Investing.com – In a knee-jerk reaction, West Texas Intermediate oil pared gains in North American trade on Thursday, after data showed that oil supplies in the U.S. registered an unexpected inventory build.
Crude oil for February delivery on the New York Mercantile Exchange gained 56 cents, or 1.10%, to trade at $51.54 a barrel by 11:02AM ET (16:02GMT) compared to $51.64 ahead of the report.
The U.S. Energy Information Administration said in its weekly report that crude oil inventories jumped by 2.347 million barrels in the week ended January 13. Market analysts' had expected a crude-stock draw of 0.342 million barrels, while the American Petroleum Institute late Wednesday reported a supply drop of 5.04 million barrels.
Supplies at Cushing, Oklahoma, the key delivery point for Nymex crude, declined by 1.274 million barrels last week, the EIA said. Total U.S. crude oil inventories stood at 485.5 million barrels as of last week, according to press release, which the EIA considered to be “near the upper limit of the average range for this time of year”.
The report also showed that gasoline inventories increased by 5.951 million barrels, compared to expectations for a build of 2.023 million barrels, while distillate stockpiles fell by 0.968 million barrels, compared to forecasts for a gain of 0.162 million.
The data was released one day later than usual due to the holiday last Monday.
Elsewhere, on the ICE Futures Exchange in London, Brent oil for March delivery rose 28 cents, or 0.52%, to $54.20 by 11:07AM ET (16:07GMT), compared to $54.51 before the release.
The data release came after the monthly oil market report from the International Energy Agency (IEA) showed that world oil markets are slowly tightening as demand rises.

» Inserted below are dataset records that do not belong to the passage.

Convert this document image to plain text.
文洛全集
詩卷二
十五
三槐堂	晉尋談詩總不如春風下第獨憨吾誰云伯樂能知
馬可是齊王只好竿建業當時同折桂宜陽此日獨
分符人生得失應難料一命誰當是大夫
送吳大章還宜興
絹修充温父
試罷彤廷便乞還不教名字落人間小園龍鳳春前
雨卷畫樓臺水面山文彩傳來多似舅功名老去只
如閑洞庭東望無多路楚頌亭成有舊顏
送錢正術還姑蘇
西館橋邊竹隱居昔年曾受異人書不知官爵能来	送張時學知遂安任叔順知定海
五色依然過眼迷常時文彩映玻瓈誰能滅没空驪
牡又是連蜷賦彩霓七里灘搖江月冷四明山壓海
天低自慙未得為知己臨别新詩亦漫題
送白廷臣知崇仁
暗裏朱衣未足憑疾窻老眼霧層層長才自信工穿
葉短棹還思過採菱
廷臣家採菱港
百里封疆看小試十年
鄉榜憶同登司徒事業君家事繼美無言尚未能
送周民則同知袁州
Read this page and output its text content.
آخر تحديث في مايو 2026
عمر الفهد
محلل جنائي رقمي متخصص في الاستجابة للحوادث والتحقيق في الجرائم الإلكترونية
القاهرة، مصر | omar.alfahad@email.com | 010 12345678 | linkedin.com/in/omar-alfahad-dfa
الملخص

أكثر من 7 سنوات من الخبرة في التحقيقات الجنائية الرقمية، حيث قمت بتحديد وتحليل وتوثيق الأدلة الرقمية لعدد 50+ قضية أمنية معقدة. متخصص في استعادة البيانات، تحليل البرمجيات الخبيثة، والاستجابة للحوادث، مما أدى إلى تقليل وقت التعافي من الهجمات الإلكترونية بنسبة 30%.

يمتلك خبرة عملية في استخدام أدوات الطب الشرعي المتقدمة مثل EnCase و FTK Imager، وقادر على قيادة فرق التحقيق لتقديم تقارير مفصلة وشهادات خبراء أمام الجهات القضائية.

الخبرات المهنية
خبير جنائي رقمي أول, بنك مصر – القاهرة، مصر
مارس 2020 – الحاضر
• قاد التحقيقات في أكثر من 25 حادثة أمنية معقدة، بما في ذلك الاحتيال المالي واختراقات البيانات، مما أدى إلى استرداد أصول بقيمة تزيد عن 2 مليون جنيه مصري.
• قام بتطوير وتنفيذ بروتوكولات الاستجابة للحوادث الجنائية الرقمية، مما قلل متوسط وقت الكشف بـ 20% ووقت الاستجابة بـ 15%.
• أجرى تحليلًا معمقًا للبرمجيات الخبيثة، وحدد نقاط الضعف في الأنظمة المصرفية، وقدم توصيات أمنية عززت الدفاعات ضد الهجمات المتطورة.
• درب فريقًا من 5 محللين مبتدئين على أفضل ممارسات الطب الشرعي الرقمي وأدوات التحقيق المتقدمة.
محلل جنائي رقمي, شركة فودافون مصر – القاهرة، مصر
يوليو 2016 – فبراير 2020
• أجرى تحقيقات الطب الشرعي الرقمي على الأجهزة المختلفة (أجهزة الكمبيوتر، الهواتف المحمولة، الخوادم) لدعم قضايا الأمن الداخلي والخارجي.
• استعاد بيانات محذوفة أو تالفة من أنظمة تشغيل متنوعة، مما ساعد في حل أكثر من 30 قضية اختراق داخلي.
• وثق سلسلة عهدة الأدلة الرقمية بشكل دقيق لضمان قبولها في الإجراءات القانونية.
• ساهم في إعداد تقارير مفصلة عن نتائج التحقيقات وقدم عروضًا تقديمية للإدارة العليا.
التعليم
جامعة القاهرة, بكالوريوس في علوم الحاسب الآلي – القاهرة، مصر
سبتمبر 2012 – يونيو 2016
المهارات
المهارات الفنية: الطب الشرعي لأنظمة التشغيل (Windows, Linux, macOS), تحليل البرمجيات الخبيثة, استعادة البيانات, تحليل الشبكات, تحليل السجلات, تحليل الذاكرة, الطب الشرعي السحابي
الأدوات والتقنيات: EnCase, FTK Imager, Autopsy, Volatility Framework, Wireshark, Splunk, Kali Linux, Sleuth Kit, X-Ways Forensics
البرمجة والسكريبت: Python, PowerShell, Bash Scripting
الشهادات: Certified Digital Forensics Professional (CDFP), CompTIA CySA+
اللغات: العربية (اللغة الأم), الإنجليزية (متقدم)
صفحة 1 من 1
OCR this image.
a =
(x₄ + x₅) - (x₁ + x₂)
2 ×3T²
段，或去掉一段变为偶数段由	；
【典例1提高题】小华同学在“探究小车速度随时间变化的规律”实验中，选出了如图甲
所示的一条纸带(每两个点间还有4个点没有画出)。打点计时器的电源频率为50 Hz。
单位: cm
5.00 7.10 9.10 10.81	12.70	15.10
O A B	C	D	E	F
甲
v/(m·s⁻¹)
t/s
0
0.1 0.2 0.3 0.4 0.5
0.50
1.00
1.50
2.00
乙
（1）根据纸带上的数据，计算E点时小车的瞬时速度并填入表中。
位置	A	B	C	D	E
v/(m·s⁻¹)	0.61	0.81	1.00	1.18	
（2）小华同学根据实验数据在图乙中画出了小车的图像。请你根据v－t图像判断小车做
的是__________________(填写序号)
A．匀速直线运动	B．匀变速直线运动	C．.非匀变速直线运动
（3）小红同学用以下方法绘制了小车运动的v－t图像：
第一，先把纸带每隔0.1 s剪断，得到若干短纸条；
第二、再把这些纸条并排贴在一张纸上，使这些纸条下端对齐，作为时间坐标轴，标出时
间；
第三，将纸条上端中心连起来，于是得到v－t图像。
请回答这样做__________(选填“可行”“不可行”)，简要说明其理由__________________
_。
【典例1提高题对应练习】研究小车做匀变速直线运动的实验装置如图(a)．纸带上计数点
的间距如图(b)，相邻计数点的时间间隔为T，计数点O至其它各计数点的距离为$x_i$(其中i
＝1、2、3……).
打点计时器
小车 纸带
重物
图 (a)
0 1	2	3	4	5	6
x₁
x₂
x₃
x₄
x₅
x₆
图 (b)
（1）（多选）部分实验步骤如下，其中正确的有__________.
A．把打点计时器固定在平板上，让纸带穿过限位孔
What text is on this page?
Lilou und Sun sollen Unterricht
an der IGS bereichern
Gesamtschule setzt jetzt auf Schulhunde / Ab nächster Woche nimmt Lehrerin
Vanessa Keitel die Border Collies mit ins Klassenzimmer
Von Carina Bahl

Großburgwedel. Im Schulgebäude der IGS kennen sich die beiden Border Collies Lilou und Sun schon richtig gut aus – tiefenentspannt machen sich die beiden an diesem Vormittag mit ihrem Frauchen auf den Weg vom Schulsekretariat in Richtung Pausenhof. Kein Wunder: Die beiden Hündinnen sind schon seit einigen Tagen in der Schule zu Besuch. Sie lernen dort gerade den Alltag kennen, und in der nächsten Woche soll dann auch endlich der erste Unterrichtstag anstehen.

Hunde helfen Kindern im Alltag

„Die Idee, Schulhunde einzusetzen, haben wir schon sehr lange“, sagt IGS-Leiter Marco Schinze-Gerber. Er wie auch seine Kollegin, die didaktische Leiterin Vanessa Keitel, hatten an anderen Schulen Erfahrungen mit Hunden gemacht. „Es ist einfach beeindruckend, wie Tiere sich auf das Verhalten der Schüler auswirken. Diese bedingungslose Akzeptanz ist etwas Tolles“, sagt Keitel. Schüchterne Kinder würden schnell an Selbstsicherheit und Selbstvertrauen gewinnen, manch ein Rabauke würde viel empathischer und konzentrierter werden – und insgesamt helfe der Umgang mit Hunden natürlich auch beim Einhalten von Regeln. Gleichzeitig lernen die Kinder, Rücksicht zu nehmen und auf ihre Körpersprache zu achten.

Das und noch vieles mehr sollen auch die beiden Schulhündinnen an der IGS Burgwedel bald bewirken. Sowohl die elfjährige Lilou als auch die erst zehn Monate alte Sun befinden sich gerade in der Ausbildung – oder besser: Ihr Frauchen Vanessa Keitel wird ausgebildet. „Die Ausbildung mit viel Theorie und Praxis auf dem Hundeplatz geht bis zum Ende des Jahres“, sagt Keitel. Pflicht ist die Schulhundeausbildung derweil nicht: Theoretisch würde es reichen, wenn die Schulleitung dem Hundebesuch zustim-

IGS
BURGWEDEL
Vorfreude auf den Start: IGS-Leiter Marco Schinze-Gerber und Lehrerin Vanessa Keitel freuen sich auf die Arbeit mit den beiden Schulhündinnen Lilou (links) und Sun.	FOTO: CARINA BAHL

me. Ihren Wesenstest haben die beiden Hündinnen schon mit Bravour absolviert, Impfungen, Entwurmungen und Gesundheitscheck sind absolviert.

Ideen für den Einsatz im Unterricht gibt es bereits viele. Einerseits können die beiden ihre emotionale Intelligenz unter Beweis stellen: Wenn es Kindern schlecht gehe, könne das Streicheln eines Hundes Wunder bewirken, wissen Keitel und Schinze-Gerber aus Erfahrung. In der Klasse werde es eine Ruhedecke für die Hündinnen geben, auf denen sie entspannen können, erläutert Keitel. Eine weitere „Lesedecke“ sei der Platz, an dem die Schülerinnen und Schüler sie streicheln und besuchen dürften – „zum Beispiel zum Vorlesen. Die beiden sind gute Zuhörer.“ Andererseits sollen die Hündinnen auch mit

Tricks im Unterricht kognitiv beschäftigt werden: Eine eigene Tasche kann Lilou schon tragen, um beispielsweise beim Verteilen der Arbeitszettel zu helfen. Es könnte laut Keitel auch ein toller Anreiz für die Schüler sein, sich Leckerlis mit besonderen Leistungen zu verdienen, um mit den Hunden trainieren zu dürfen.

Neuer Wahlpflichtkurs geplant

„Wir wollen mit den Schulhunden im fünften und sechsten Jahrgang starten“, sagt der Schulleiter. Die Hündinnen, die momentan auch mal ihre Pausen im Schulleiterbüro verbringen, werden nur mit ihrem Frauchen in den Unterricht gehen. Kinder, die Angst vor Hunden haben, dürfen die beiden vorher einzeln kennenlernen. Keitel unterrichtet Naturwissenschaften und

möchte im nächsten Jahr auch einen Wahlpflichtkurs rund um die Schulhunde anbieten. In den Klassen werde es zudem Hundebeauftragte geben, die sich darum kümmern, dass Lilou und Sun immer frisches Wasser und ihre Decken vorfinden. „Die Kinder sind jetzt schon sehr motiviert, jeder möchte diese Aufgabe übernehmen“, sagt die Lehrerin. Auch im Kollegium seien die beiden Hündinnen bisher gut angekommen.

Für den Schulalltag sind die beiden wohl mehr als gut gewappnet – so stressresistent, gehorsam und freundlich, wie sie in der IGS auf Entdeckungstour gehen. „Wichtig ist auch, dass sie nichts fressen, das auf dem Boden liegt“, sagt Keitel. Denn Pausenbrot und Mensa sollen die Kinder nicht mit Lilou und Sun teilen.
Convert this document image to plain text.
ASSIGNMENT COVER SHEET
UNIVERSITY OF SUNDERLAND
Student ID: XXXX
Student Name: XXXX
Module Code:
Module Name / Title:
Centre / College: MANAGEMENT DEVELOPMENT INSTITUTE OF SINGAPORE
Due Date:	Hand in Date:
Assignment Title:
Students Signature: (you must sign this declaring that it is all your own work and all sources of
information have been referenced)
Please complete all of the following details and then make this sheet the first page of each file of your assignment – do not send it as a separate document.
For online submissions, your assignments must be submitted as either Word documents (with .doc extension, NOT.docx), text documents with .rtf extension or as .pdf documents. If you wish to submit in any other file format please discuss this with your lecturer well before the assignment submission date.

Commercial oil inventories in the major industrialized countries fell for a fourth consecutive month in November, the IEA said, although they remained more than 300 million barrels above the five-year average.
The IEA said output cuts announced by the Organization of the Petroleum Exporting Countries and 11 non-OPEC producers in November had "entered their probation period" and that it was too early to see what level of compliance had been achieved.
January 1 marked the official start of the deal agreed by OPEC and non-OPEC member countries such as Russia in November last year to reduce output by almost 1.8 million barrels per day to 32.5 million for the next six months.
The deal, if carried out as planned, should reduce global supply by about 2%.
A monitoring committee charged with tracking adherence to the global deal is due to meet in Vienna for the first time on January 22.
Meanwhile, Brent's premium to the WTI crude contract stood at $2.74 a barrel by 11:08AM ET (16:08GMT), compared to a gap of $2.84 by close of trade on Wednesday.